Does the for loop below represent a dynamic or static loop?
module myModule(a,... input [4:0] a; reg [29:0] thermocode; integer i; always ... begin thermocode=0; for(i=0; i<a;i++) begin thermocode[i]=1'b1; end end .. endmodule
Hint1:
Start by trying to unroll the loop iterations
thermocode[0]=1'b1 thermocode[1]=1'b1 thermocode[2]=1'b1 thermocode[3]=1'b1 ..where to stop?
Where to stop is not obvious until a
is known, which only happens at "run-time"
How to make the loop static?
Proposal 1: set a
to a fixed value?
Next Hint: Can you predetermine the possible range of i
, which is based on the range of a
?
Responses:
Lets try to unroll the loop starting with the first iteration i=0.

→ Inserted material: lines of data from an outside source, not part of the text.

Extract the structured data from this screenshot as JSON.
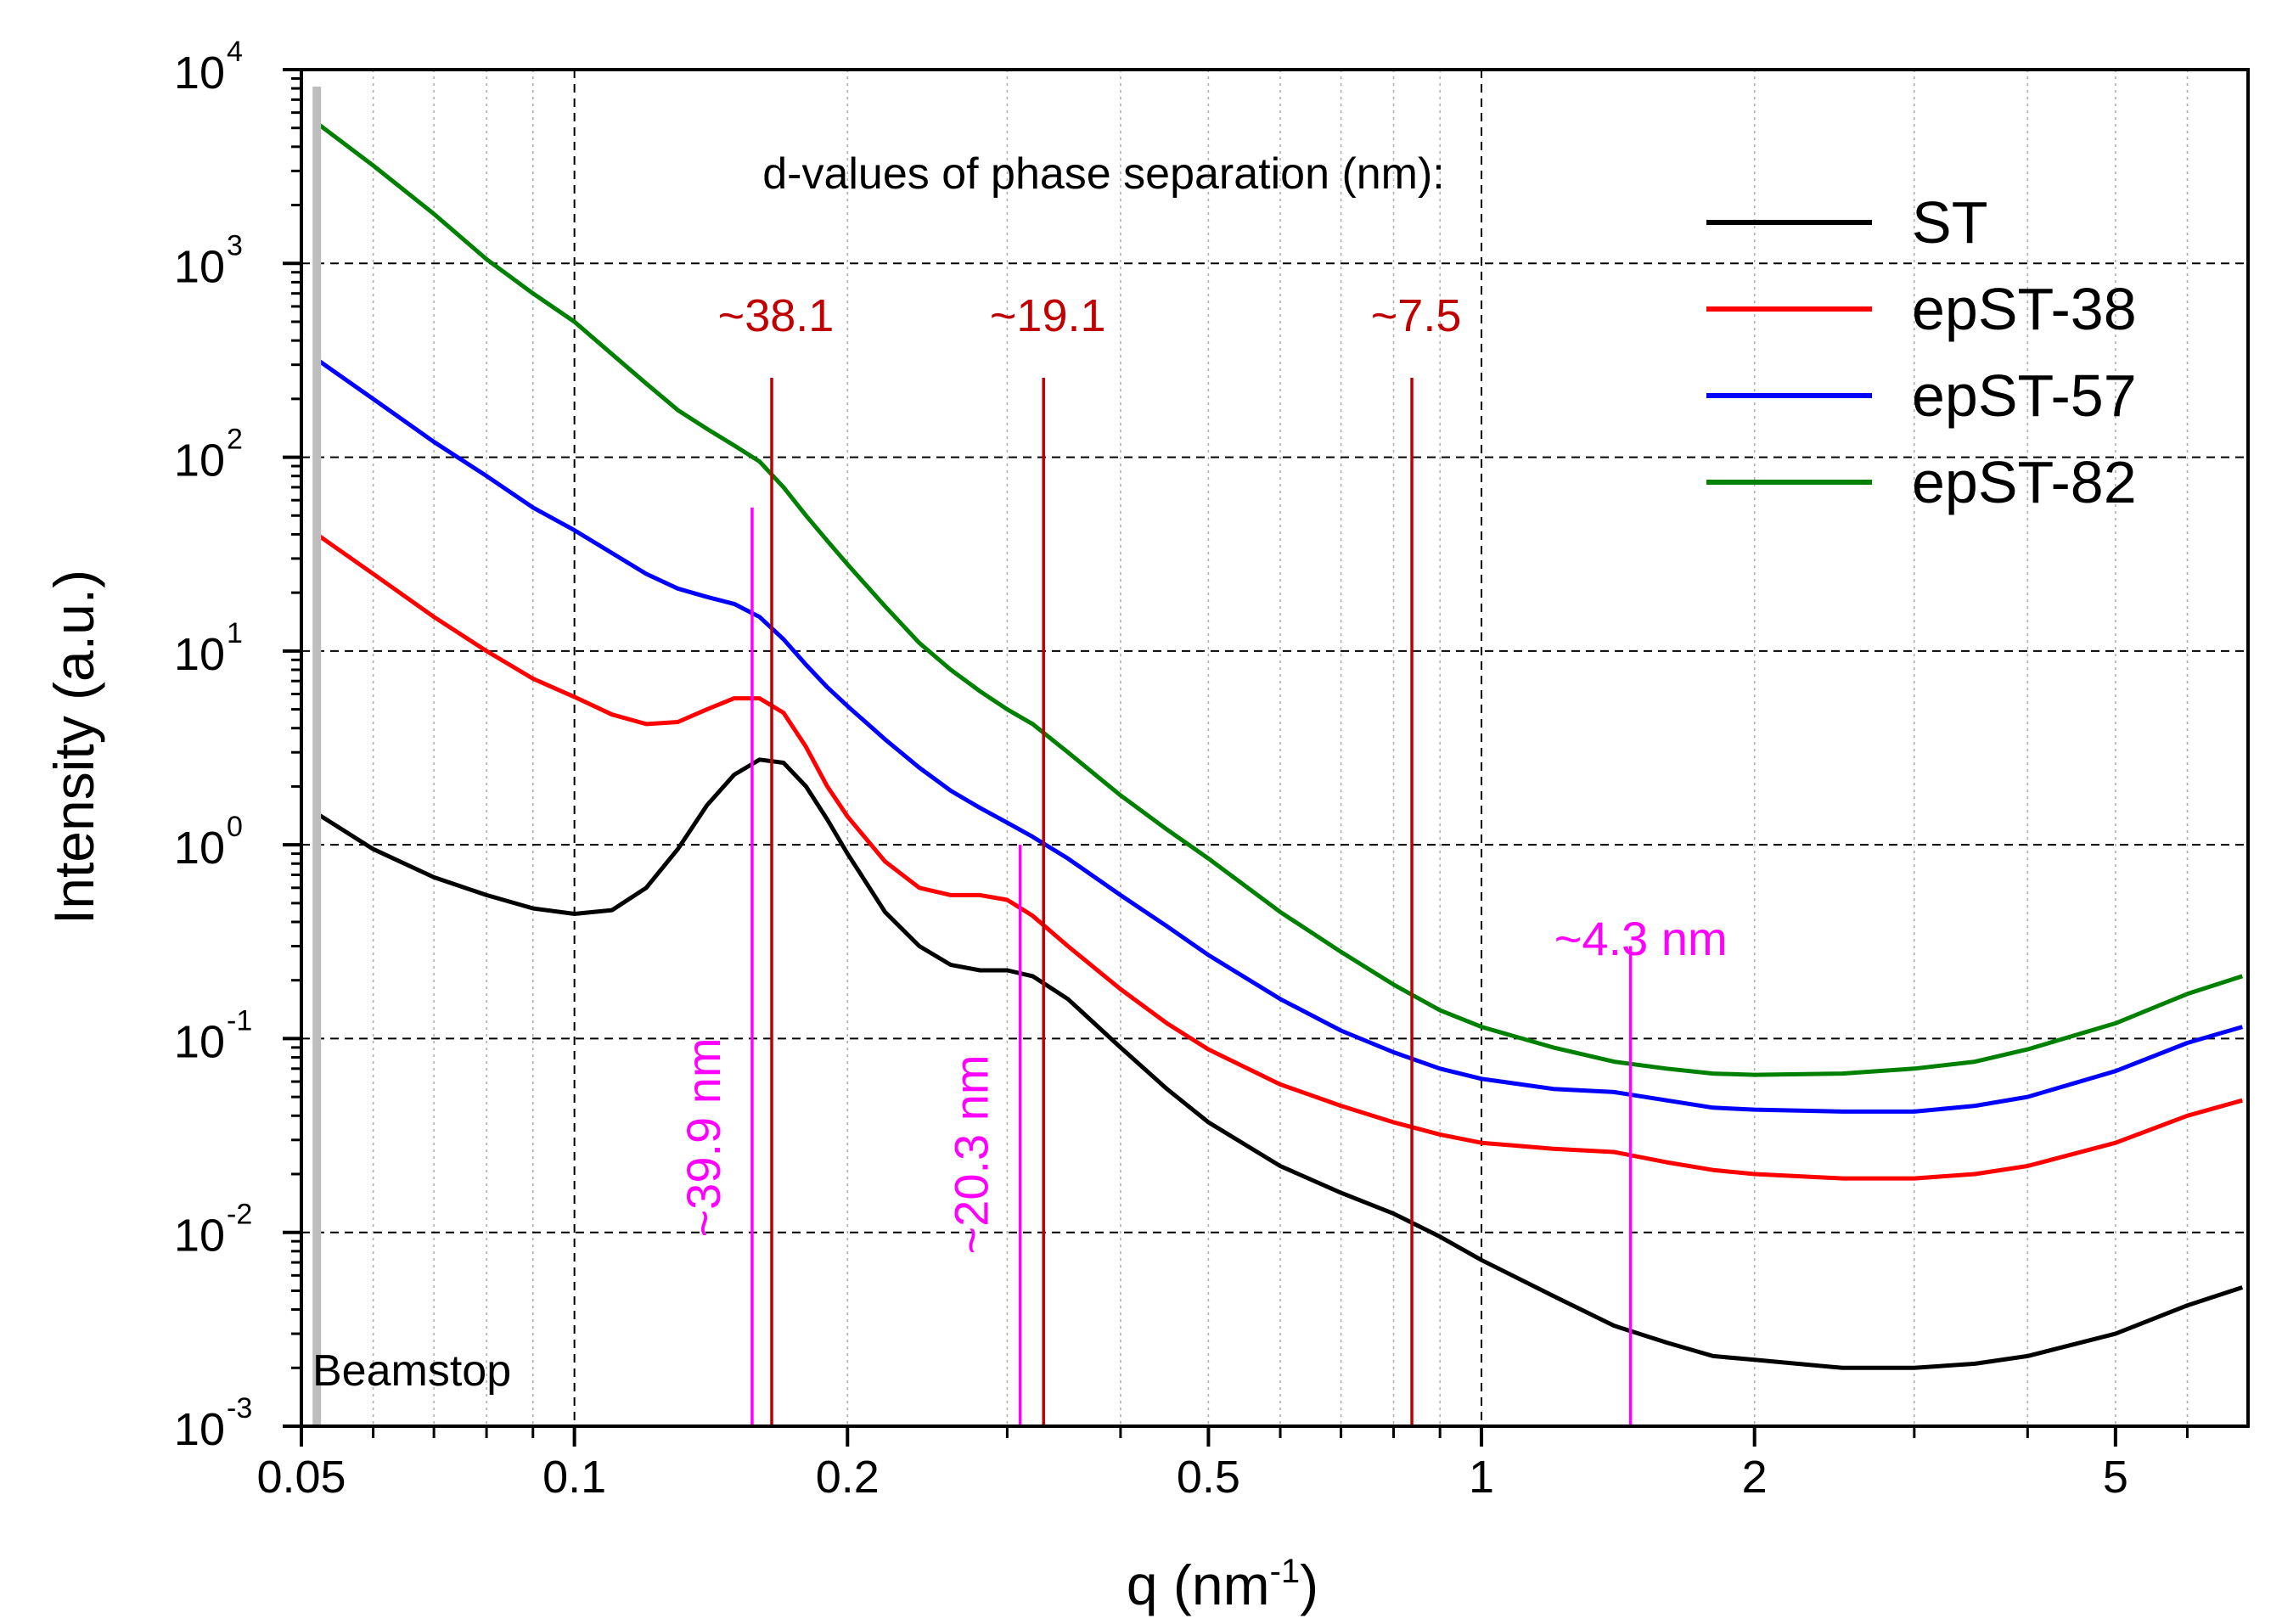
{
  "chart_data": {
    "type": "line",
    "xscale": "log",
    "yscale": "log",
    "xlim": [
      0.05,
      7.0
    ],
    "ylim": [
      0.001,
      10000
    ],
    "xlabel": "q (nm",
    "xlabel_sup": "-1",
    "xlabel_end": ")",
    "ylabel": "Intensity (a.u.)",
    "x_ticks": [
      {
        "value": 0.05,
        "label": "0.05"
      },
      {
        "value": 0.1,
        "label": "0.1"
      },
      {
        "value": 0.2,
        "label": "0.2"
      },
      {
        "value": 0.5,
        "label": "0.5"
      },
      {
        "value": 1,
        "label": "1"
      },
      {
        "value": 2,
        "label": "2"
      },
      {
        "value": 5,
        "label": "5"
      }
    ],
    "y_ticks": [
      {
        "value": 10000,
        "base": "10",
        "exp": "4"
      },
      {
        "value": 1000,
        "base": "10",
        "exp": "3"
      },
      {
        "value": 100,
        "base": "10",
        "exp": "2"
      },
      {
        "value": 10,
        "base": "10",
        "exp": "1"
      },
      {
        "value": 1,
        "base": "10",
        "exp": "0"
      },
      {
        "value": 0.1,
        "base": "10",
        "exp": "-1"
      },
      {
        "value": 0.01,
        "base": "10",
        "exp": "-2"
      },
      {
        "value": 0.001,
        "base": "10",
        "exp": "-3"
      }
    ],
    "grid": true,
    "legend_position": "top-right",
    "series": [
      {
        "name": "ST",
        "color": "#000000",
        "points": [
          [
            0.052,
            1.45
          ],
          [
            0.06,
            0.95
          ],
          [
            0.07,
            0.68
          ],
          [
            0.08,
            0.55
          ],
          [
            0.09,
            0.47
          ],
          [
            0.1,
            0.44
          ],
          [
            0.11,
            0.46
          ],
          [
            0.12,
            0.6
          ],
          [
            0.13,
            0.95
          ],
          [
            0.14,
            1.6
          ],
          [
            0.15,
            2.3
          ],
          [
            0.16,
            2.75
          ],
          [
            0.17,
            2.65
          ],
          [
            0.18,
            2.0
          ],
          [
            0.19,
            1.35
          ],
          [
            0.2,
            0.9
          ],
          [
            0.22,
            0.45
          ],
          [
            0.24,
            0.3
          ],
          [
            0.26,
            0.24
          ],
          [
            0.28,
            0.225
          ],
          [
            0.3,
            0.225
          ],
          [
            0.32,
            0.21
          ],
          [
            0.35,
            0.16
          ],
          [
            0.4,
            0.09
          ],
          [
            0.45,
            0.055
          ],
          [
            0.5,
            0.037
          ],
          [
            0.6,
            0.022
          ],
          [
            0.7,
            0.016
          ],
          [
            0.8,
            0.0125
          ],
          [
            0.9,
            0.0095
          ],
          [
            1.0,
            0.0072
          ],
          [
            1.2,
            0.0047
          ],
          [
            1.4,
            0.0033
          ],
          [
            1.6,
            0.0027
          ],
          [
            1.8,
            0.0023
          ],
          [
            2.0,
            0.0022
          ],
          [
            2.5,
            0.002
          ],
          [
            3.0,
            0.002
          ],
          [
            3.5,
            0.0021
          ],
          [
            4.0,
            0.0023
          ],
          [
            5.0,
            0.003
          ],
          [
            6.0,
            0.0042
          ],
          [
            6.9,
            0.0052
          ]
        ]
      },
      {
        "name": "epST-38",
        "color": "#ff0000",
        "points": [
          [
            0.052,
            40
          ],
          [
            0.06,
            25
          ],
          [
            0.07,
            15
          ],
          [
            0.08,
            10
          ],
          [
            0.09,
            7.2
          ],
          [
            0.1,
            5.8
          ],
          [
            0.11,
            4.7
          ],
          [
            0.12,
            4.2
          ],
          [
            0.13,
            4.3
          ],
          [
            0.14,
            5.0
          ],
          [
            0.15,
            5.7
          ],
          [
            0.16,
            5.7
          ],
          [
            0.17,
            4.8
          ],
          [
            0.18,
            3.2
          ],
          [
            0.19,
            2.0
          ],
          [
            0.2,
            1.4
          ],
          [
            0.22,
            0.82
          ],
          [
            0.24,
            0.6
          ],
          [
            0.26,
            0.55
          ],
          [
            0.28,
            0.55
          ],
          [
            0.3,
            0.52
          ],
          [
            0.32,
            0.43
          ],
          [
            0.35,
            0.3
          ],
          [
            0.4,
            0.18
          ],
          [
            0.45,
            0.12
          ],
          [
            0.5,
            0.088
          ],
          [
            0.6,
            0.058
          ],
          [
            0.7,
            0.045
          ],
          [
            0.8,
            0.037
          ],
          [
            0.9,
            0.032
          ],
          [
            1.0,
            0.029
          ],
          [
            1.2,
            0.027
          ],
          [
            1.4,
            0.026
          ],
          [
            1.6,
            0.023
          ],
          [
            1.8,
            0.021
          ],
          [
            2.0,
            0.02
          ],
          [
            2.5,
            0.019
          ],
          [
            3.0,
            0.019
          ],
          [
            3.5,
            0.02
          ],
          [
            4.0,
            0.022
          ],
          [
            5.0,
            0.029
          ],
          [
            6.0,
            0.04
          ],
          [
            6.9,
            0.048
          ]
        ]
      },
      {
        "name": "epST-57",
        "color": "#0000ff",
        "points": [
          [
            0.052,
            320
          ],
          [
            0.06,
            200
          ],
          [
            0.07,
            120
          ],
          [
            0.08,
            80
          ],
          [
            0.09,
            55
          ],
          [
            0.1,
            42
          ],
          [
            0.11,
            32
          ],
          [
            0.12,
            25
          ],
          [
            0.13,
            21
          ],
          [
            0.14,
            19
          ],
          [
            0.15,
            17.5
          ],
          [
            0.16,
            15
          ],
          [
            0.17,
            11.5
          ],
          [
            0.18,
            8.5
          ],
          [
            0.19,
            6.5
          ],
          [
            0.2,
            5.2
          ],
          [
            0.22,
            3.5
          ],
          [
            0.24,
            2.5
          ],
          [
            0.26,
            1.9
          ],
          [
            0.28,
            1.55
          ],
          [
            0.3,
            1.3
          ],
          [
            0.32,
            1.1
          ],
          [
            0.35,
            0.85
          ],
          [
            0.4,
            0.55
          ],
          [
            0.45,
            0.38
          ],
          [
            0.5,
            0.27
          ],
          [
            0.6,
            0.16
          ],
          [
            0.7,
            0.11
          ],
          [
            0.8,
            0.085
          ],
          [
            0.9,
            0.07
          ],
          [
            1.0,
            0.062
          ],
          [
            1.2,
            0.055
          ],
          [
            1.4,
            0.053
          ],
          [
            1.6,
            0.048
          ],
          [
            1.8,
            0.044
          ],
          [
            2.0,
            0.043
          ],
          [
            2.5,
            0.042
          ],
          [
            3.0,
            0.042
          ],
          [
            3.5,
            0.045
          ],
          [
            4.0,
            0.05
          ],
          [
            5.0,
            0.068
          ],
          [
            6.0,
            0.095
          ],
          [
            6.9,
            0.115
          ]
        ]
      },
      {
        "name": "epST-82",
        "color": "#008000",
        "points": [
          [
            0.052,
            5300
          ],
          [
            0.06,
            3200
          ],
          [
            0.07,
            1800
          ],
          [
            0.08,
            1050
          ],
          [
            0.09,
            700
          ],
          [
            0.1,
            500
          ],
          [
            0.11,
            340
          ],
          [
            0.12,
            240
          ],
          [
            0.13,
            175
          ],
          [
            0.14,
            140
          ],
          [
            0.15,
            115
          ],
          [
            0.16,
            95
          ],
          [
            0.17,
            70
          ],
          [
            0.18,
            50
          ],
          [
            0.19,
            37
          ],
          [
            0.2,
            28
          ],
          [
            0.22,
            17
          ],
          [
            0.24,
            11
          ],
          [
            0.26,
            8
          ],
          [
            0.28,
            6.2
          ],
          [
            0.3,
            5.0
          ],
          [
            0.32,
            4.2
          ],
          [
            0.35,
            3.0
          ],
          [
            0.4,
            1.8
          ],
          [
            0.45,
            1.2
          ],
          [
            0.5,
            0.85
          ],
          [
            0.6,
            0.45
          ],
          [
            0.7,
            0.28
          ],
          [
            0.8,
            0.19
          ],
          [
            0.9,
            0.14
          ],
          [
            1.0,
            0.115
          ],
          [
            1.2,
            0.09
          ],
          [
            1.4,
            0.076
          ],
          [
            1.6,
            0.07
          ],
          [
            1.8,
            0.066
          ],
          [
            2.0,
            0.065
          ],
          [
            2.5,
            0.066
          ],
          [
            3.0,
            0.07
          ],
          [
            3.5,
            0.076
          ],
          [
            4.0,
            0.088
          ],
          [
            5.0,
            0.12
          ],
          [
            6.0,
            0.17
          ],
          [
            6.9,
            0.21
          ]
        ]
      }
    ],
    "annotations": {
      "heading": "d-values of phase separation (nm):",
      "beamstop_label": "Beamstop",
      "beamstop_q": 0.052,
      "d_value_lines": [
        {
          "q": 0.165,
          "label": "~38.1"
        },
        {
          "q": 0.329,
          "label": "~19.1"
        },
        {
          "q": 0.838,
          "label": "~7.5"
        }
      ],
      "d_value_color": "#c00000",
      "vertical_markers": [
        {
          "q": 0.157,
          "label": "~39.9 nm",
          "top_y": 55
        },
        {
          "q": 0.31,
          "label": "~20.3 nm",
          "top_y": 1.0
        },
        {
          "q": 1.46,
          "label": "~4.3 nm",
          "top_y": 0.3
        }
      ],
      "marker_color": "#ff00ff"
    }
  }
}
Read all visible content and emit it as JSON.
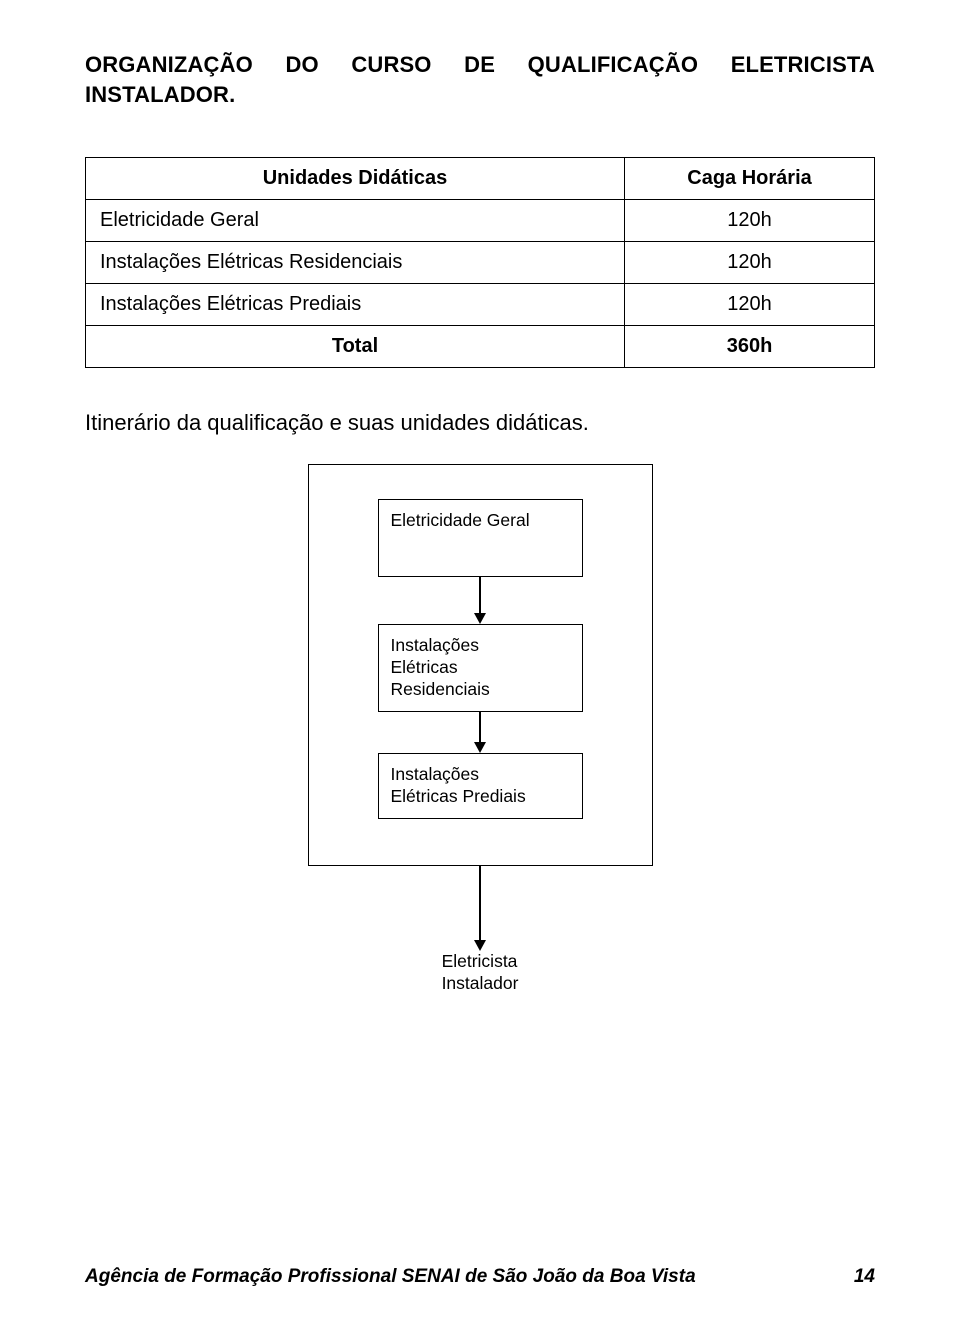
{
  "title": {
    "line1_words": [
      "ORGANIZAÇÃO",
      "DO",
      "CURSO",
      "DE",
      "QUALIFICAÇÃO",
      "ELETRICISTA"
    ],
    "line2": "INSTALADOR."
  },
  "table": {
    "header": {
      "col1": "Unidades Didáticas",
      "col2": "Caga Horária"
    },
    "rows": [
      {
        "label": "Eletricidade Geral",
        "value": "120h"
      },
      {
        "label": "Instalações Elétricas Residenciais",
        "value": "120h"
      },
      {
        "label": "Instalações Elétricas Prediais",
        "value": "120h"
      }
    ],
    "total": {
      "label": "Total",
      "value": "360h"
    }
  },
  "subtitle": "Itinerário da qualificação e suas unidades didáticas.",
  "diagram": {
    "nodes": [
      "Eletricidade Geral",
      "Instalações\nElétricas\nResidenciais",
      "Instalações\nElétricas Prediais"
    ],
    "result": "Eletricista\nInstalador",
    "arrow_heights": [
      36,
      30,
      74
    ]
  },
  "footer": {
    "text": "Agência de Formação Profissional SENAI de São João da Boa Vista",
    "page": "14"
  },
  "colors": {
    "text": "#000000",
    "background": "#ffffff",
    "border": "#000000"
  }
}
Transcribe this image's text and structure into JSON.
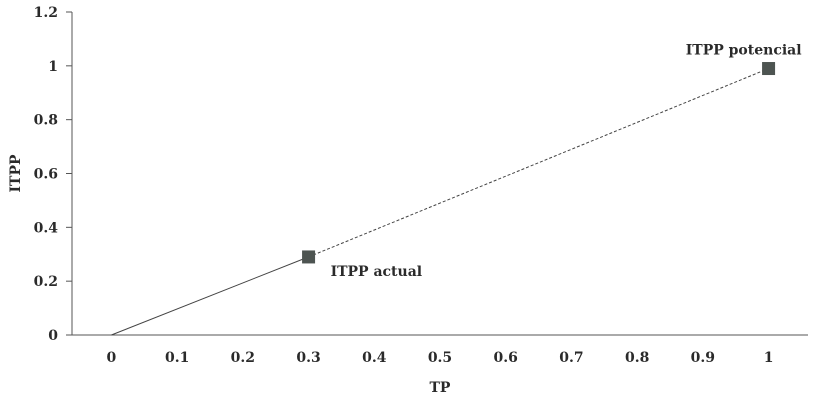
{
  "chart_data": {
    "type": "line",
    "title": "",
    "xlabel": "TP",
    "ylabel": "ITPP",
    "xlim": [
      -0.06,
      1.06
    ],
    "ylim": [
      0,
      1.2
    ],
    "x_ticks": [
      0,
      0.1,
      0.2,
      0.3,
      0.4,
      0.5,
      0.6,
      0.7,
      0.8,
      0.9,
      1
    ],
    "x_tick_labels": [
      "0",
      "0.1",
      "0.2",
      "0.3",
      "0.4",
      "0.5",
      "0.6",
      "0.7",
      "0.8",
      "0.9",
      "1"
    ],
    "y_ticks": [
      0,
      0.2,
      0.4,
      0.6,
      0.8,
      1,
      1.2
    ],
    "y_tick_labels": [
      "0",
      "0.2",
      "0.4",
      "0.6",
      "0.8",
      "1",
      "1.2"
    ],
    "grid": false,
    "series": [
      {
        "style": "solid",
        "color": "#444444",
        "x": [
          0,
          0.3
        ],
        "y": [
          0,
          0.29
        ]
      },
      {
        "style": "dashed",
        "color": "#444444",
        "x": [
          0.3,
          0.8,
          1
        ],
        "y": [
          0.29,
          0.79,
          0.99
        ]
      }
    ],
    "markers": [
      {
        "x": 0.3,
        "y": 0.29,
        "shape": "square",
        "color": "#4d5451"
      },
      {
        "x": 1,
        "y": 0.99,
        "shape": "square",
        "color": "#4d5451"
      }
    ],
    "annotations": [
      {
        "text": "ITPP actual",
        "x": 0.3,
        "y": 0.29,
        "placement": "right-below"
      },
      {
        "text": "ITPP potencial",
        "x": 1,
        "y": 0.99,
        "placement": "left-above"
      }
    ]
  }
}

i=0 involves setting thermocode[0]
When is thermocode[0] set to 1?
Ans: when a>0, resulting in thermocode[0]=a>0
thermocode[0]=a>0 thermocode[1]=a>1 thermocode[2]=a>2 thermocode[3]=a>3 thermocode[4]=a>4 thermocode[5]=a>5 thermocode[6]=a>6 thermocode[7]=a>7 thermocode[8]=a>8 thermocode[9]=a>9 thermocode[10]=a>10 ... thermocode[20]=a>20 thermocode[21]=a>21 thermocode[22]=a>22 thermocode[23]=a>23 thermocode[24]=a>24 thermocode[25]=a>25 thermocode[26]=a>26 thermocode[27]=a>27 thermocode[28]=a>28 thermocode[29]=a>29 //thermocode[30]=a>30 xx thermocode is only 30-bit //thermocode[31]=a>31 xx thermocode is only 30-bit
We can realize that though a
can go up to 29, the thermocode only includes 30 bits
Now, lets shorthand this long set of repetitive code as a static loop:
for(i=0; i<30;i++) begin thermocode[i]=a>i; end
So, should the original code be considered "synthesizable" or not?
Answer: depends on the synthesizer. The context in which the loop exists (here the context involves a bounded a
) may be of importance, but may or may not be taken into account by the synthesizer.